The spatial distribution of lung cancer in Zhejiang Province, China, showed significant spatial heterogeneity, and the high-risk clusters of lung cancer incidence and mortality were located in the northeast of Zhejiang Province, China, with a high urbanization rate. Vegetation and urbanization rate have significant effects on the incidence of lung cancer. In the context of accelerated aging, industrialization, and urbanization, lung cancer will still be highly prevalent, and all localities need to formulate prevention and control programs according to local conditions, increase and expand lung cancer screening, and strengthen environmental governance.

Limitations

First, in the present study, we only obtained environmental factors and socioeconomic data at the macro level, which cannot fully represent individual exposure levels, which may affect the results of this study to some extent. Second, cancer is a chronic disease, caused by a variety of factors acting on the human body. There is an incubation period and there are various factors affecting the disease that have not been considered.
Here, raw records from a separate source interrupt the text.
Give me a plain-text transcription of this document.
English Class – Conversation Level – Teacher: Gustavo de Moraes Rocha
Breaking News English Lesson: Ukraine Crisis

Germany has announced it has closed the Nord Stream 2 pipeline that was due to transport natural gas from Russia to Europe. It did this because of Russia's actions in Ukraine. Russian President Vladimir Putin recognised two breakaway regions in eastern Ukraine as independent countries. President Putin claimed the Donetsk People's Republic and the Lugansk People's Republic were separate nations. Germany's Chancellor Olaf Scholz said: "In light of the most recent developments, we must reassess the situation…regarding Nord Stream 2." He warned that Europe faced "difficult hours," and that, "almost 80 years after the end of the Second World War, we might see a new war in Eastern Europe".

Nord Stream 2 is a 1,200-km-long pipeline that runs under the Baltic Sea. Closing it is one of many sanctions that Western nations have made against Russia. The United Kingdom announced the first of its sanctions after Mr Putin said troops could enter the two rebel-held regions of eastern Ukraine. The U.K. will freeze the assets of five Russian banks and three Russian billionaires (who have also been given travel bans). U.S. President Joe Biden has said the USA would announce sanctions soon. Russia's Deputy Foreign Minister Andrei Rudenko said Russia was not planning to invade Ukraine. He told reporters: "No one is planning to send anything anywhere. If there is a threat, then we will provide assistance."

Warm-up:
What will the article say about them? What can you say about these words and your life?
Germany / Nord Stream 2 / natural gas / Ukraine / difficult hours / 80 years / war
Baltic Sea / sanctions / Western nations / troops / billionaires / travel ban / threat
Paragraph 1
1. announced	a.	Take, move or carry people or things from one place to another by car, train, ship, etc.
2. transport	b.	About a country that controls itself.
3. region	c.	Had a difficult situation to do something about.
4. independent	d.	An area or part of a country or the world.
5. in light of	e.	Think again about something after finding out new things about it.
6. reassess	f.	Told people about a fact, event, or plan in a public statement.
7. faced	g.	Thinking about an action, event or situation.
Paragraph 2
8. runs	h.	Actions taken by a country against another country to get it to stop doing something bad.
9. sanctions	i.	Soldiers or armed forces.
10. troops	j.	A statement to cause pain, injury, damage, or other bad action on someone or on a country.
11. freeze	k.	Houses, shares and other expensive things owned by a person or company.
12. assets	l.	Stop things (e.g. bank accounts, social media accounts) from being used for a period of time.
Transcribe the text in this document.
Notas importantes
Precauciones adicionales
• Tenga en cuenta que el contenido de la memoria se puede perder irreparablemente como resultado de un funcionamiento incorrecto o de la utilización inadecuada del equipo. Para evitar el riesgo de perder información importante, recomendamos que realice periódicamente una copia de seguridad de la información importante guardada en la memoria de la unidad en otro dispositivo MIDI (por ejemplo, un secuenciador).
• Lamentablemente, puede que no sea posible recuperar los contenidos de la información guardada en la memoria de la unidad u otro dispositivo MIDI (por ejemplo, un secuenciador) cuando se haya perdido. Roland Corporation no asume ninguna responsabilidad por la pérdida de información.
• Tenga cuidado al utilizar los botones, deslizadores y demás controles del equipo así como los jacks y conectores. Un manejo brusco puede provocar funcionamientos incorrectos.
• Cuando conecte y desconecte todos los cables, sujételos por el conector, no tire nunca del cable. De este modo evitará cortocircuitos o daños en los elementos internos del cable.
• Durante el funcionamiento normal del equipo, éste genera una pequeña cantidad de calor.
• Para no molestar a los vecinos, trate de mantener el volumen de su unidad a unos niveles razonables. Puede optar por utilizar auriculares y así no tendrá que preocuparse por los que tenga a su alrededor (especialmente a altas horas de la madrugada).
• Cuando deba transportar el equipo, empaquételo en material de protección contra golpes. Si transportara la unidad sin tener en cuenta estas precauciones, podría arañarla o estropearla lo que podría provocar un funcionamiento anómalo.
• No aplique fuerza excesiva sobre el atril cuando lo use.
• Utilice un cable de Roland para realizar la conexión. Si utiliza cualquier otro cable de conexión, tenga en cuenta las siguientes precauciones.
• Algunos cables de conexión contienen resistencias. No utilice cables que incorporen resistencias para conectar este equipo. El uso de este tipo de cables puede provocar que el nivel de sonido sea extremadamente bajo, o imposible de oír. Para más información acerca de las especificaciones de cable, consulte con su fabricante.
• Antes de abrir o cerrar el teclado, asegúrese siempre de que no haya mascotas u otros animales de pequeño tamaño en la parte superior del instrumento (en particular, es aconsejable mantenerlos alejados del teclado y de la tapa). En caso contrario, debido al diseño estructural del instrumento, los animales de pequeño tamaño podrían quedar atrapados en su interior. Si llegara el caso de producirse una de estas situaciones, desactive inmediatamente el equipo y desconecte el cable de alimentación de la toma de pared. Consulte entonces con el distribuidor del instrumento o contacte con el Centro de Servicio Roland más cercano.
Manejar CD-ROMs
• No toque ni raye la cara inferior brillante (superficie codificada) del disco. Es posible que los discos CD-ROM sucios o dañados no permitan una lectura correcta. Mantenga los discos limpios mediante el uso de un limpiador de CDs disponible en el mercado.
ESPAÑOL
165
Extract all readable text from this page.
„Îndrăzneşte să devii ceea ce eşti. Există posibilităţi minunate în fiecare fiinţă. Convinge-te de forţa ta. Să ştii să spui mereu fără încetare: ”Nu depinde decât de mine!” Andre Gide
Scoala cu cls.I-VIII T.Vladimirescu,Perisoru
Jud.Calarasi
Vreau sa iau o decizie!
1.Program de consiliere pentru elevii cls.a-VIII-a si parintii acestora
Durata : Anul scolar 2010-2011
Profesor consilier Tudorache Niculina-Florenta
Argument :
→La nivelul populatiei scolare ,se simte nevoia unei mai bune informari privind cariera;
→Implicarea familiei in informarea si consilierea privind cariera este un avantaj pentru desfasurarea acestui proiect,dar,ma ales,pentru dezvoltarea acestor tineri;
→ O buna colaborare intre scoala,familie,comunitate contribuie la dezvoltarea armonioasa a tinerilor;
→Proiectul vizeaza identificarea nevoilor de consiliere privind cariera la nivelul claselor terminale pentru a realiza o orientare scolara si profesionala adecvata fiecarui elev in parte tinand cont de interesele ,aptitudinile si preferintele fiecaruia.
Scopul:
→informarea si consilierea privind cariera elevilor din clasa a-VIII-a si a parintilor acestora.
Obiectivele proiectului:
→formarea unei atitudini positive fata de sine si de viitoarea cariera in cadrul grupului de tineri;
Third, for the multicollinearity of variables, we analyzed the relationship between lung cancer and environmental factors one by one through a spatial regression model, emphasizing the random association between each factor and lung cancer. Finally, data collection and verification at the national data center are time consuming, and cancer reports usually have a certain delay. In subsequent studies, we will further expand the time and space to provide a more detailed theoretical basis for lung cancer research.